On Friday, Mar 23, the Governor of Utah signed a bill “that demands the federal government relinquish control of public lands in Utah by 2014.”
At the core of the issue is limited access to about 28 million acres of federal land, which hurts energy development, recreation and grazing. State lawmakers claim the federal lands cost the state millions of dollars every year, although no comprehensive studies have been done to quantify those losses.
There are questions about the constitutionality of the bill which will undoubtedly be challenged in court.
What Do the People Think?
Think Progress Green has a great headline: “Astonishing New Poll: 91 Percent Of Western Voters Say Protecting Public Lands Is ‘Essential’ To The Economy”
And one of the things that were most interesting about this survey is the degree to which Democrats, Republicans and Independents in the West really share some common values when it comes to public lands and their importance, both to their quality of life and to the economy. What we found was that roughly 9 out of 10 westerners, regardless of party affiliation, believe that public lands in their state play an important role, not just in their quality of life, but as a driver of their economy. And to see that kind of agreement and unanimity across party lines reflects a pretty unique issue in the current political environment.
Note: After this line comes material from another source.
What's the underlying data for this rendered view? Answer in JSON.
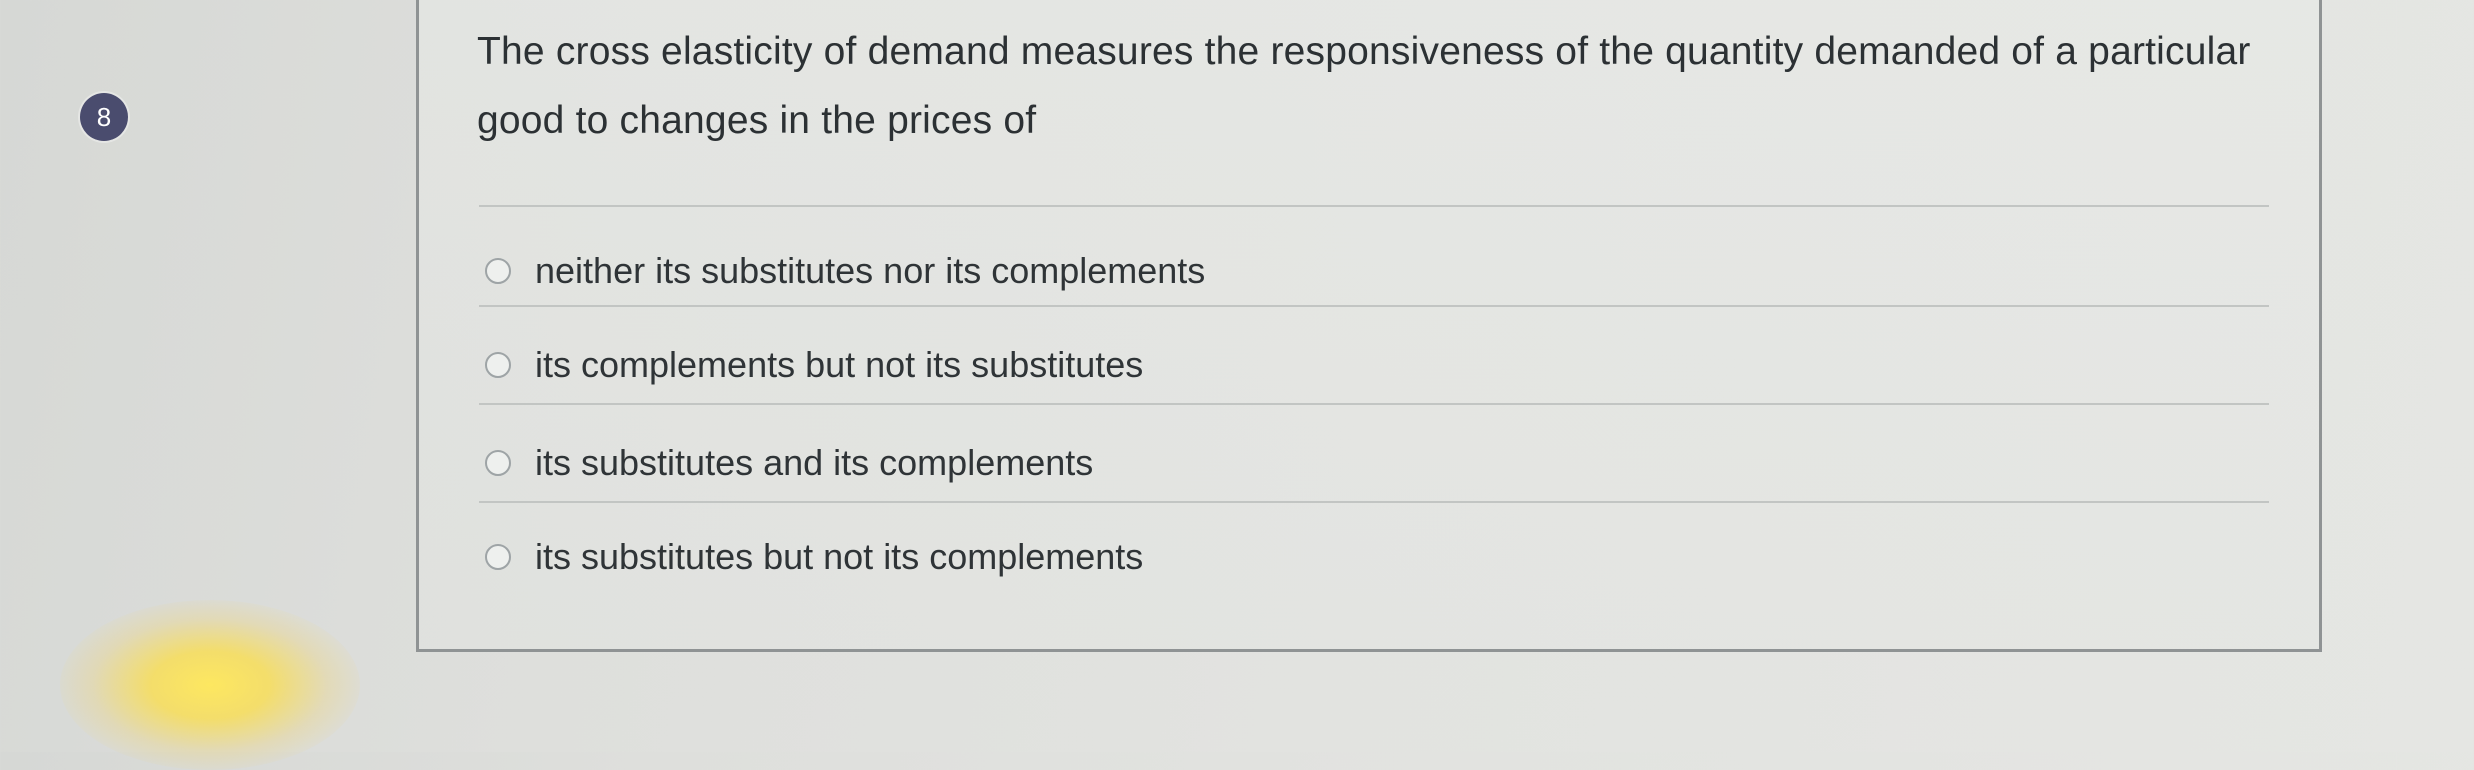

The results of this bi-partisan poll stand in stark contrast to the dozens of attacks on our air, water, and lands perpetrated by our recently-dubbed “most anti-environmental House [of Representatives] in the history of Congress.”
The Department of the Interior says that their activities “support over 2 million jobs” and generated “approximately $363 billion in economic activity for 2010.”
To sell off public lands would be like eating the seed corn. Part of this is the Libertarian fever to not have anything publicly owned and part of it is the Tea Party desire to raise revenues without either raising taxes or ending subsidies to big oil. Thus far, an overwhelming majority of people oppose selling off public lands. I fear that the provision in Ryan’s budget might go unnoticed.
Republicans Have Changed:
Here is Theodore Roosevelt:
Defenders of the short-sighted men who in their greed and selfishness will, if permitted, rob our country of half its charm by their reckless extermination of all useful and beautiful wild things sometimes seek to champion them by saying the ‘the game belongs to the people.’ So it does; and not merely to the people now alive, but to the unborn people. The ‘greatest good for the greatest number’ applies to the number within the womb of time, compared to which those now alive form but an insignificant fraction. Our duty to the whole, including the unborn generations, bids us restrain an unprincipled present-day minority from wasting the heritage of these unborn generations. The movement for the conservation of wild life and the larger movement for the conservation of all our natural resources are essentially democratic in spirit, purpose, and method.